Most of our publishing since 2004 has been in e-books. Originally we followed the conventional wisdom that e-books should cost less because they are virtual rather than real-world products. We had most titles at about $1.95. We distribute through Ingram, so we only receive, net, 45% of that price. We found that some online retailers were marking up our titles to $9.95 and keeping the difference. We also found that we have no control over what other people charge. Most of this material, more than sixty titles in all, are recycled trade magazine articles of limited interest to the general public. It sells slowly. We raised the price to $4.99. That gives us a net of $2.25 per copy. The rest goes to paying for distribution.  These items are available in just three formats, Adobe, Microsoft Reader and Sony Reader. They sell best in the Sony format. We have one fiction piece “Buying Retail” for 49 cents and that sells ten times as many copies than the rest, but it’s an entertainment product rather than an information one.  Given our new orientation towards fiction and other narrative forms, it’s a sampler. A leader item to attract readers for The Shenandoah Spy and other works of fiction.

It recently came to me, in the wake of the dust-up with Amazon and the big publishers over pricing that anyone who can spend several hundred dollars for the coolness and convenience of an electronic book reader can afford to pay full price for a book, regardless of format.
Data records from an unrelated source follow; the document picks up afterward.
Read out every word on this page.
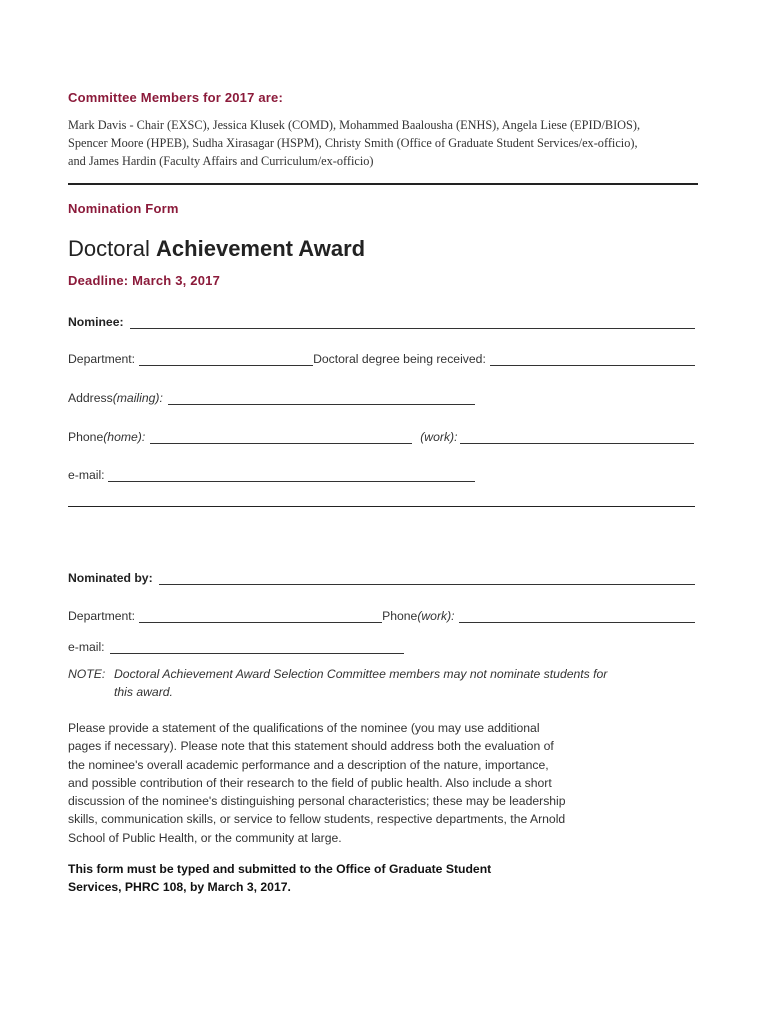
Committee Members for 2017 are:
Mark Davis - Chair (EXSC), Jessica Klusek (COMD), Mohammed Baalousha (ENHS), Angela Liese (EPID/BIOS),
Spencer Moore (HPEB), Sudha Xirasagar (HSPM), Christy Smith (Office of Graduate Student Services/ex-officio),
and James Hardin (Faculty Affairs and Curriculum/ex-officio)
Nomination Form
Doctoral Achievement Award
Deadline: March 3, 2017
Nominee:
Department:	Doctoral degree being received:
Address (mailing):
Phone (home):	(work):
e-mail:
Nominated by:
Department:	Phone (work):
e-mail:
NOTE: Doctoral Achievement Award Selection Committee members may not nominate students for
this award.
Please provide a statement of the qualifications of the nominee (you may use additional
pages if necessary). Please note that this statement should address both the evaluation of
the nominee's overall academic performance and a description of the nature, importance,
and possible contribution of their research to the field of public health. Also include a short
discussion of the nominee's distinguishing personal characteristics; these may be leadership
skills, communication skills, or service to fellow students, respective departments, the Arnold
School of Public Health, or the community at large.
This form must be typed and submitted to the Office of Graduate Student
Services, PHRC 108, by March 3, 2017.
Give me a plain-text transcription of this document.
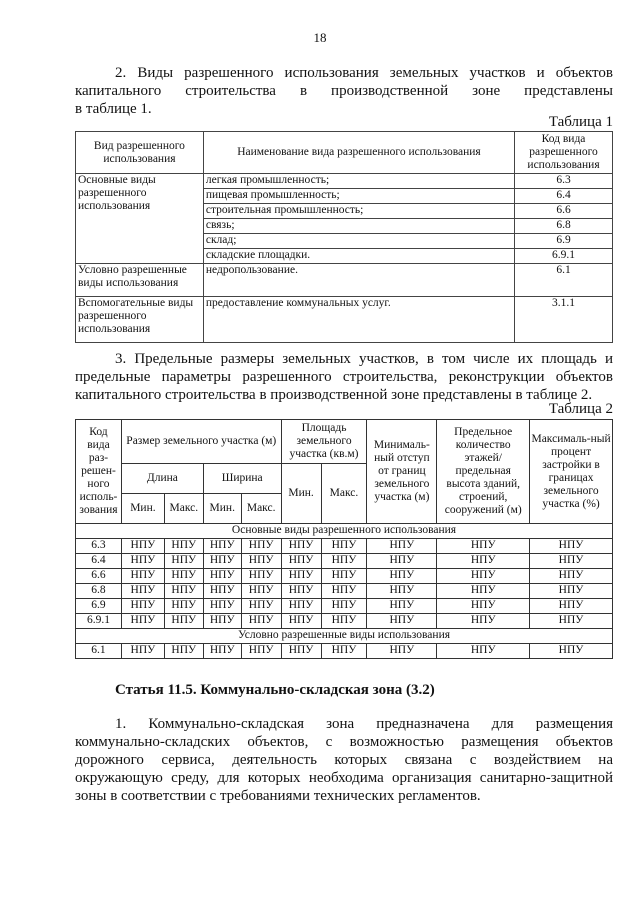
18
2. Виды разрешенного использования земельных участков и объектов
капитального строительства в производственной зоне представлены
в таблице 1.
Таблица 1
Вид разрешенного использования	Наименование вида разрешенного использования	Код вида разрешенного использования
Основные виды разрешенного использования	легкая промышленность;	6.3
	пищевая промышленность;	6.4
	строительная промышленность;	6.6
	связь;	6.8
	склад;	6.9
	складские площадки.	6.9.1
Условно разрешенные виды использования	недропользование.	6.1
Вспомогательные виды разрешенного использования	предоставление коммунальных услуг.	3.1.1
3. Предельные размеры земельных участков, в том числе их площадь и
предельные параметры разрешенного строительства, реконструкции объектов
капитального строительства в производственной зоне представлены в таблице 2.
Таблица 2
Код вида раз-решен-ного исполь-зования	Размер земельного участка (м)				Площадь земельного участка (кв.м)		Минималь-ный отступ от границ земельного участка (м)	Предельное количество этажей/ предельная высота зданий, строений, сооружений (м)	Максималь-ный процент застройки в границах земельного участка (%)
	Длина		Ширина		Мин.	Макс.			
	Мин.	Макс.	Мин.	Макс.					
Основные виды разрешенного использования									
6.3	НПУ	НПУ	НПУ	НПУ	НПУ	НПУ	НПУ	НПУ	НПУ
6.4	НПУ	НПУ	НПУ	НПУ	НПУ	НПУ	НПУ	НПУ	НПУ
6.6	НПУ	НПУ	НПУ	НПУ	НПУ	НПУ	НПУ	НПУ	НПУ
6.8	НПУ	НПУ	НПУ	НПУ	НПУ	НПУ	НПУ	НПУ	НПУ
6.9	НПУ	НПУ	НПУ	НПУ	НПУ	НПУ	НПУ	НПУ	НПУ
6.9.1	НПУ	НПУ	НПУ	НПУ	НПУ	НПУ	НПУ	НПУ	НПУ
Условно разрешенные виды использования									
6.1	НПУ	НПУ	НПУ	НПУ	НПУ	НПУ	НПУ	НПУ	НПУ
Статья 11.5. Коммунально-складская зона (3.2)
1. Коммунально-складская зона предназначена для размещения
коммунально-складских объектов, с возможностью размещения объектов
дорожного сервиса, деятельность которых связана с воздействием на
окружающую среду, для которых необходима организация санитарно-защитной
зоны в соответствии с требованиями технических регламентов.
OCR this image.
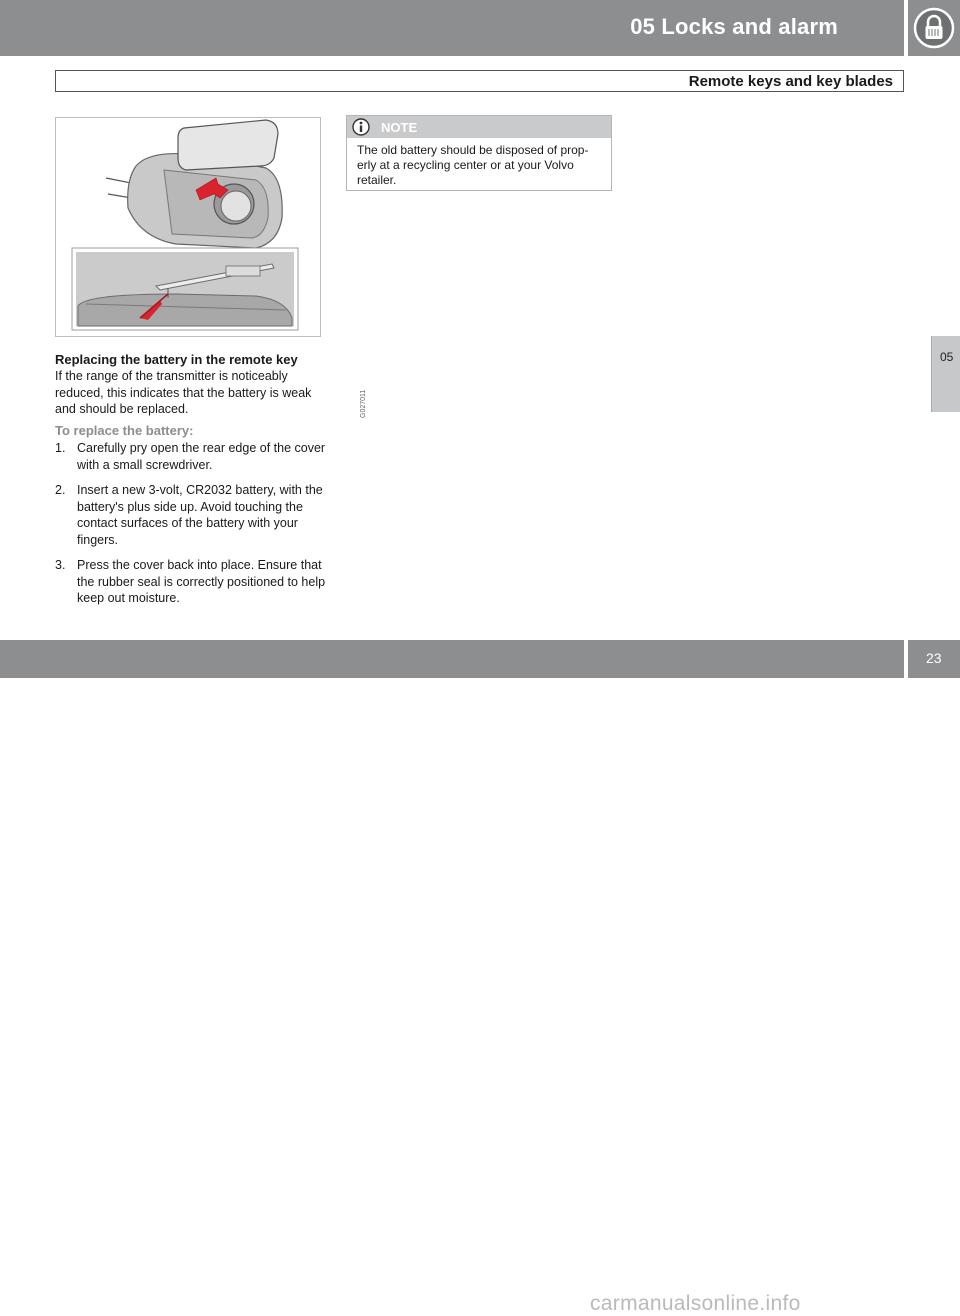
05 Locks and alarm
Remote keys and key blades
05
G027011
Replacing the battery in the remote key
If the range of the transmitter is noticeably reduced, this indicates that the battery is weak and should be replaced.
To replace the battery:
1. Carefully pry open the rear edge of the cover with a small screwdriver.
2. Insert a new 3-volt, CR2032 battery, with the battery's plus side up. Avoid touching the contact surfaces of the battery with your fingers.
3. Press the cover back into place. Ensure that the rubber seal is correctly positioned to help keep out moisture.
NOTE
The old battery should be disposed of prop-erly at a recycling center or at your Volvo retailer.
carmanualsonline.info
23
Mr. Bezos may consider all books as just another online commodity to be sold at high velocity at the lowest possible price to gain market share, but my view is that every book is unique and has value regardless of the way it was produced. The current system locks me into surrendering more than half the fair market price of my book to others to get it to the customers.  Each format has front end costs which must be recovered. And I don’t care which format the customer prefers.

I want my percentage.  Making an e-book version available is a accommodation to a customer, but it’s a convenience they should pay a fair price for. My own preference is to sell the print edition and have done with it.  So, if you want to read the book electronically, you pay the same price.

Now some retailers routinely cut the price, but that doesn’t matter to me since that discount comes from their end of the deal and not mine. I have to maintain per-copy margins to survive as a business. I own this book and have put it out at a fair price. Certainly, it’s not the only one on the shelf, but if you want to read it then you have to buy it from me, unless you buy a used copy or deal with pirates. And if you do that, then you were never really a potential customer anyway, were you?

I will cut the price of the e-book edition in the future to match the least priced paperback in the U.S. market. I think if other publishers follow my lead this will resolve a lot of the current problems of print versus electronic pricing.